Erdin Ciplak: Also: Ich kann zum Glück irgendwie sagen, dass ich noch ein Restsehvermögen habe, denn wenn du vollkommen blind bist, dann bist du zum Beispiel auf diesen sogenannten Screenreader, also bei Apple ist das halt Voice Over oder bei anderen halt Talk Back oder Voice Assist, und die Apps sind halt nicht perfekt zugänglich. Also mit dem Screen Reader auf YouTube kann man gut benutzen, Instagram wird schon schwieriger und TIK-TOK, ja, ist auch super, super schwierig und ich mache das halt immer in Kombination mit der Vergrößerungssoftware auf meinem Smartphone oder Tablet oder PC und in Kombination mit Screenreader-Vergrößerung kann ich die Apps nutzen. Ja. Wobei das natürlich auch immer wieder ein bisschen schwierig ist. Ich sage halt immer: Wenn ich nichts sehen würde, dann bräuchte ich viel mehr Assistenz oder Irgendjemanden, der oder die für mich ja die Videos zurechtschneidet und auf TIK-TOK perfekt hochlädt. Bei TIK-TOK verhaut das auch mit jedem Update. Da wird eine Sache besser. Eine andere Sache wird schlechter. Was meine ich damit konkret? Wenn man mit einem Screenreader in einer App aktiv ist, dann gibt es ja immer so Schaltflächen oder Buttons, wo man ja mit dem Finger normal darauf tippt und mit Voice Over ist es halt so, man tippt einmal irgendwo darauf und dann muss es ja erst einem vorgelesen werden. Das heißt: Menüleiste, Profil, Benachrichtigung. Wenn man diese Dinge nicht beschriftet sind, also vom Entwickler zum Beispiel, dann heißt das immer: Taste, Taste, Taste und du weißt halt nicht, was ist denn das eigentlich, wo ich darauf tippen soll?

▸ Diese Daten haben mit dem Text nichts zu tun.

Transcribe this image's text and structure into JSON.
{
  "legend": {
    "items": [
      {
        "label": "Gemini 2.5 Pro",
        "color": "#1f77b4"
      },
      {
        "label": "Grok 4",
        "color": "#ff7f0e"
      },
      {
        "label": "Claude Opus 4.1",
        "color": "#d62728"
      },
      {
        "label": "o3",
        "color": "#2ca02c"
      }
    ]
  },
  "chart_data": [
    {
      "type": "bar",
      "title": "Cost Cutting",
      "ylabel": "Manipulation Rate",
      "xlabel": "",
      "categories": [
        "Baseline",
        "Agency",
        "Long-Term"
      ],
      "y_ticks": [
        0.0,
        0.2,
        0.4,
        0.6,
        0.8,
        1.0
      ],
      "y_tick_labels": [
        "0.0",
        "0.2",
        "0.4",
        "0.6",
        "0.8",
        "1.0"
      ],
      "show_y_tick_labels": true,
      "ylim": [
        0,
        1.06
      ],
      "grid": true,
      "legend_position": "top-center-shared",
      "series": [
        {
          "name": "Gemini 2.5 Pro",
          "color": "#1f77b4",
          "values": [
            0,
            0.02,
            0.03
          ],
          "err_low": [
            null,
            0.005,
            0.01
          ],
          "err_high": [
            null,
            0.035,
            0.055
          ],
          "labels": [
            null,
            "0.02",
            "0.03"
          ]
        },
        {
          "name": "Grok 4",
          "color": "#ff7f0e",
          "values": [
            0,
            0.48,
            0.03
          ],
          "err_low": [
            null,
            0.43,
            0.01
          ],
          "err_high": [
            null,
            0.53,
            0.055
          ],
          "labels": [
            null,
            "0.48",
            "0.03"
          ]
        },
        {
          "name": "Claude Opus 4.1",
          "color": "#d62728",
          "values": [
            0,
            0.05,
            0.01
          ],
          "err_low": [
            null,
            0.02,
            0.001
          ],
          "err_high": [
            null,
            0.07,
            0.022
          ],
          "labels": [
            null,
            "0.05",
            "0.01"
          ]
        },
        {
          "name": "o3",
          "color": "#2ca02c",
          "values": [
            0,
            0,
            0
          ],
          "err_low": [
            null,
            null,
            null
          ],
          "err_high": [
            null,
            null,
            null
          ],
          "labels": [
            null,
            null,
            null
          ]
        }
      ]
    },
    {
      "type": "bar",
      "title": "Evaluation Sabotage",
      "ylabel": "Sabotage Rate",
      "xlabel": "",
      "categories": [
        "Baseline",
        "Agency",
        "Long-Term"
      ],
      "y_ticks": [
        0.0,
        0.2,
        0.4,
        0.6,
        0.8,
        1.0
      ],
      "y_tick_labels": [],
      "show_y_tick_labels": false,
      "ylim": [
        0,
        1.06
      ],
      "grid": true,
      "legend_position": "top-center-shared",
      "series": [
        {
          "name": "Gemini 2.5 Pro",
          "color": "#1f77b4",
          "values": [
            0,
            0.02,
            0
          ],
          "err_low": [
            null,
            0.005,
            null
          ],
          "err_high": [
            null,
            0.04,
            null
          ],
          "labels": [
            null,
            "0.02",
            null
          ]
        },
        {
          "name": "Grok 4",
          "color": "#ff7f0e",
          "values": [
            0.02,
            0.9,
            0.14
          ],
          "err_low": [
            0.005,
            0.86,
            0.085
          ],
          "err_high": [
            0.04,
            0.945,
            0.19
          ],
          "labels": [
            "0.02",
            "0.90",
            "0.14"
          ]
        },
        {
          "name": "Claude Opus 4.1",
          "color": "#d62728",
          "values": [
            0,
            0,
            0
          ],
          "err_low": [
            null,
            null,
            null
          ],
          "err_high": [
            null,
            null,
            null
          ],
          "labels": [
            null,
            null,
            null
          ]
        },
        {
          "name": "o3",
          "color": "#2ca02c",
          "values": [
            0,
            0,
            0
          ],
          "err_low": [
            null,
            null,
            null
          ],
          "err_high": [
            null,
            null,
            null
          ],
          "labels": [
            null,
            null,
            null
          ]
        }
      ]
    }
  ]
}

Dennis Bruder: Das heißt: Du hörst es dir manchmal in einem Screen Reader an so eine App, oder?

Erdin Ciplak: Absolut. Also: Bei mir hat es ja auch damit zu tun: In welchem Zustand ist gerade mein Auge? Weil zwei Prozent sind nicht konstant. Das heißt: Das ist tagesformabhängig und wenn ich beispielsweise noch draußen irgendwie jetzt ein TIK-TOK aufnehmen möchte, dann kann ich ja aufgrund der Sonne, also aufgrund der Umweltfaktoren, ja die App gar nicht mehr erkennen. Also: Das bringt mir mein restliches Sehvermögen auch nichts mehr. Wenn ich in einer App navigieren will, brauche ich halt, also ich benutze ein zweites iPhone, dann brauche ich halt Voice Over und das ist ziemlich blöd, wenn dann irgendwie nicht mehr angesagt wird: „Wo ist die jetzt Aufnahmetaste oder wo speichert man das dann jetzt ab?“ und dann hängt man natürlich ja, keine Ahnung, auf halb zwölf und denkt sich so: „Ja toll. Wie mache ich das jetzt?“ und wenn ich eine sehende Person dabeihabe, klar, dann übernimmt die Person das und da reichen auch schon Freunde, die ein paar Prozent mehr sehen können. Also halt Personen, die nicht mehr auf einen Screenreader angewiesen sind. Dann läuft das natürlich besser, aber auf der anderen Seite, ich will ja auch nicht immer von anderen Leuten abhängig sein. Ich glaube, das will keiner von uns. Man will ja möglichst alles selbstständig erledigen können und das ist ja das Wichtigste und deswegen ist es absolut wichtig, dass wir hier mehr Barrierefreiheit im digitalen Bereich haben. Also, dass die Apps einfach zugänglich sind für mich im speziellen Fall halt für blinde und sehbeeinträchtigte Menschen, also der Bereich, wo ich mich so ein bisschen auskenne.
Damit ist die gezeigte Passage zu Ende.